If certval is provided, it is the value of the certificate.
Otherwise the certificate value is read from stdin
.
The private half of the key is stored in an encrypted form, so that
anyone who can read your keystore cannot extract your private key and
use it. You must provide a passphrase for your key when it is
generated, which is used to determine the encryption key. In the
future you will need to enter this passphrase again each time you sign
a certificate, which happens every time you commit to your
database. You can tell monotone to automatically use a certain
passphrase for a given key using the
get_passphrase(
key_identity)
(see get_passphrase),
but this significantly increases the risk of a key compromise on your
local computer. Be careful using this hook.
Another way to avoid entering the private key passphrase each time it is needed is to export it to ssh-agent; see mtn ssh_agent_export, mtn ssh_agent_add.
The public key is stored in the database; the public and private keys are stored in the keystore. This allows copying the database without copying the private key.
The location of the keystore is specified by --keydir; it
defaults to the value stored in _MTN/options for commands
executed in a workspace, or to the system default
($HOME/.monotone/keys on Unix and Cygwin,
%APPDATA%/monotone/keys on native Win32).
On Windows native, monotone only supports the PuTTY ssh-agent implementation. On Windows Cygwin and Unix, any standard ssh-agent implementation can be used.
This command is mainly for use in a session script as monotone will automatically add your keys to ssh-agent on first use if it is available. For example the following two examples are equivalent:
$ mtn ssh_agent_add enter passphrase for key ID [user@example.com]: $ mtn ci -m"Changed foo to bar" $ mtn push -k user@example.com
$ mtn ci -m"Changed foo to bar" enter passphrase for key ID [user@example.com]: $ mtn push -k user@example.com
In the second example, monotone automatically added the key to ssh-agent, making entering the passphrase not needed during the push.
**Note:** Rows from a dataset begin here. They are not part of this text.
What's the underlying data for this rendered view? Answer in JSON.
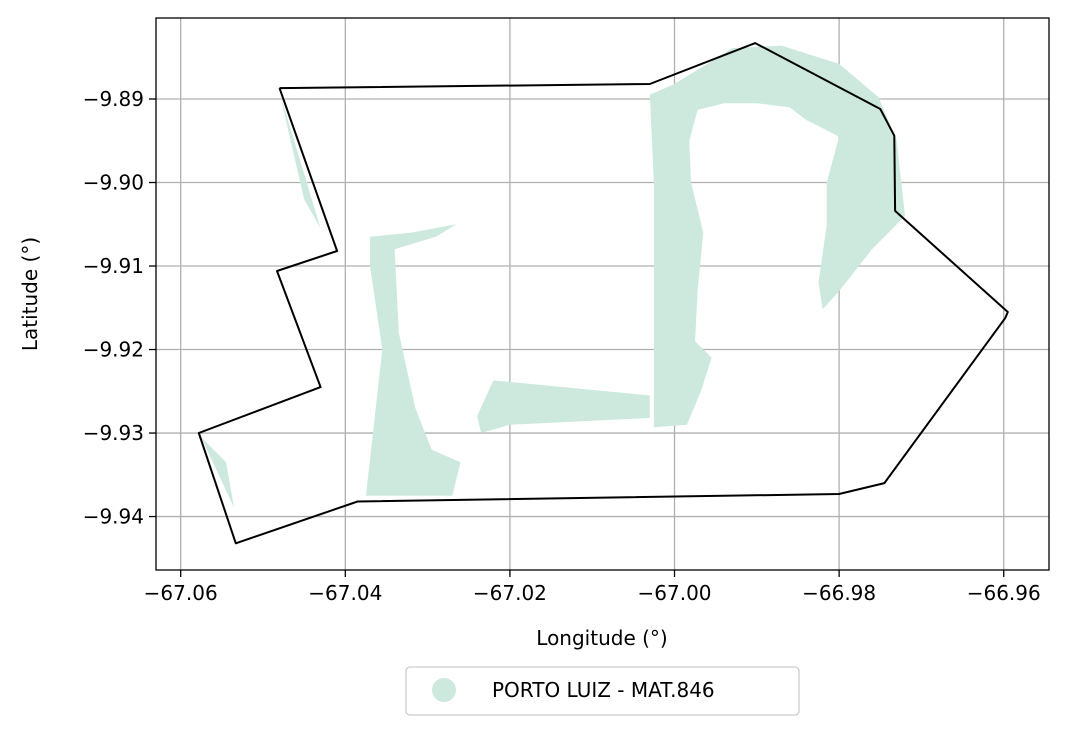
{
  "chart_data": {
    "type": "map",
    "xlabel": "Longitude (°)",
    "ylabel": "Latitude (°)",
    "xlim": [
      -67.063,
      -66.9545
    ],
    "ylim": [
      -9.9464,
      -9.8803
    ],
    "x_ticks": [
      -67.06,
      -67.04,
      -67.02,
      -67.0,
      -66.98,
      -66.96
    ],
    "x_tick_labels": [
      "−67.06",
      "−67.04",
      "−67.02",
      "−67.00",
      "−66.98",
      "−66.96"
    ],
    "y_ticks": [
      -9.89,
      -9.9,
      -9.91,
      -9.92,
      -9.93,
      -9.94
    ],
    "y_tick_labels": [
      "−9.89",
      "−9.90",
      "−9.91",
      "−9.92",
      "−9.93",
      "−9.94"
    ],
    "grid": true,
    "legend_position": "bottom-center",
    "boundary_color": "#000000",
    "series": [
      {
        "name": "PORTO LUIZ - MAT.846",
        "color": "#cde9dd",
        "polygons": [
          [
            [
              -67.0002,
              -9.8883
            ],
            [
              -66.9955,
              -9.8855
            ],
            [
              -66.993,
              -9.8839
            ],
            [
              -66.987,
              -9.8836
            ],
            [
              -66.98,
              -9.8858
            ],
            [
              -66.9752,
              -9.8898
            ],
            [
              -66.973,
              -9.895
            ],
            [
              -66.972,
              -9.904
            ],
            [
              -66.976,
              -9.908
            ],
            [
              -66.98,
              -9.913
            ],
            [
              -66.982,
              -9.9152
            ],
            [
              -66.9825,
              -9.912
            ],
            [
              -66.9815,
              -9.905
            ],
            [
              -66.9815,
              -9.9
            ],
            [
              -66.98,
              -9.8945
            ],
            [
              -66.984,
              -9.8925
            ],
            [
              -66.986,
              -9.891
            ],
            [
              -66.99,
              -9.8905
            ],
            [
              -66.994,
              -9.8905
            ],
            [
              -66.9972,
              -9.8913
            ],
            [
              -66.9982,
              -9.895
            ],
            [
              -66.998,
              -9.9
            ],
            [
              -66.9965,
              -9.906
            ],
            [
              -66.9972,
              -9.913
            ],
            [
              -66.9975,
              -9.919
            ],
            [
              -66.9955,
              -9.921
            ],
            [
              -66.9968,
              -9.925
            ],
            [
              -66.9985,
              -9.929
            ],
            [
              -67.0025,
              -9.9293
            ],
            [
              -67.0025,
              -9.92
            ],
            [
              -67.0025,
              -9.91
            ],
            [
              -67.0025,
              -9.9
            ],
            [
              -67.003,
              -9.8895
            ]
          ],
          [
            [
              -67.037,
              -9.9065
            ],
            [
              -67.032,
              -9.906
            ],
            [
              -67.0265,
              -9.905
            ],
            [
              -67.029,
              -9.9065
            ],
            [
              -67.034,
              -9.908
            ],
            [
              -67.0335,
              -9.918
            ],
            [
              -67.0315,
              -9.927
            ],
            [
              -67.0295,
              -9.932
            ],
            [
              -67.026,
              -9.9335
            ],
            [
              -67.027,
              -9.9375
            ],
            [
              -67.0375,
              -9.9375
            ],
            [
              -67.0355,
              -9.92
            ],
            [
              -67.037,
              -9.91
            ]
          ],
          [
            [
              -67.022,
              -9.9237
            ],
            [
              -67.003,
              -9.9255
            ],
            [
              -67.003,
              -9.9282
            ],
            [
              -67.02,
              -9.929
            ],
            [
              -67.0235,
              -9.93
            ],
            [
              -67.024,
              -9.928
            ]
          ],
          [
            [
              -67.048,
              -9.8892
            ],
            [
              -67.043,
              -9.9055
            ],
            [
              -67.045,
              -9.902
            ]
          ],
          [
            [
              -67.0575,
              -9.9305
            ],
            [
              -67.0535,
              -9.939
            ],
            [
              -67.0545,
              -9.9335
            ]
          ]
        ]
      }
    ],
    "boundary": [
      [
        -67.048,
        -9.8887
      ],
      [
        -67.003,
        -9.8882
      ],
      [
        -66.9902,
        -9.8833
      ],
      [
        -66.975,
        -9.8912
      ],
      [
        -66.9733,
        -9.8944
      ],
      [
        -66.9732,
        -9.9034
      ],
      [
        -66.9595,
        -9.9155
      ],
      [
        -66.9598,
        -9.9162
      ],
      [
        -66.9745,
        -9.936
      ],
      [
        -66.98,
        -9.9373
      ],
      [
        -67.0385,
        -9.9382
      ],
      [
        -67.0533,
        -9.9432
      ],
      [
        -67.0578,
        -9.93
      ],
      [
        -67.043,
        -9.9245
      ],
      [
        -67.0483,
        -9.9106
      ],
      [
        -67.041,
        -9.9082
      ],
      [
        -67.048,
        -9.8887
      ]
    ]
  }
}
$ mtn ssh_agent_export ~/.ssh/id_monotone enter passphrase for key ID [user@example.com] (1234abcd...): enter new passphrase for key ID [user@example.com] (1234abcd...): confirm passphrase for key ID [user@example.com] (1234abcd...): $ chmod 600 ~/.ssh/id_monotone $ ssh-agent /bin/bash $ ssh-add ~/.ssh/id_monotone Enter passphrase for /home/user/.ssh/id_monotone: Identity added: /home/user/.ssh/id_monotone (/home/user/.ssh/id_monotone) $ mtn ci -m"Changed foo to bar" $ mtn push -k user@example.com
You can also use the --ssh-sign option to control whether ssh-agent will
be used for signing. If set to yes, ssh-agent will be used to sign. If your
key has not been added to ssh-agent monotone will fall back to its internal signing
code and ask you for your password. If set to only, monotone will sign only
with ssh-agent. If set to no, monotone will always use its internal signing
code even if ssh-agent is running and has your monotone key loaded. If set to
check, monotone will sign with both ssh-agent (if your key is loaded into
it) and monotone's internal signing code, then compare the results. check
will be removed at some future time as it is meant only for testing and will not
work with all signing algorithms.
The specified keys must exist either in your keystore or in the database.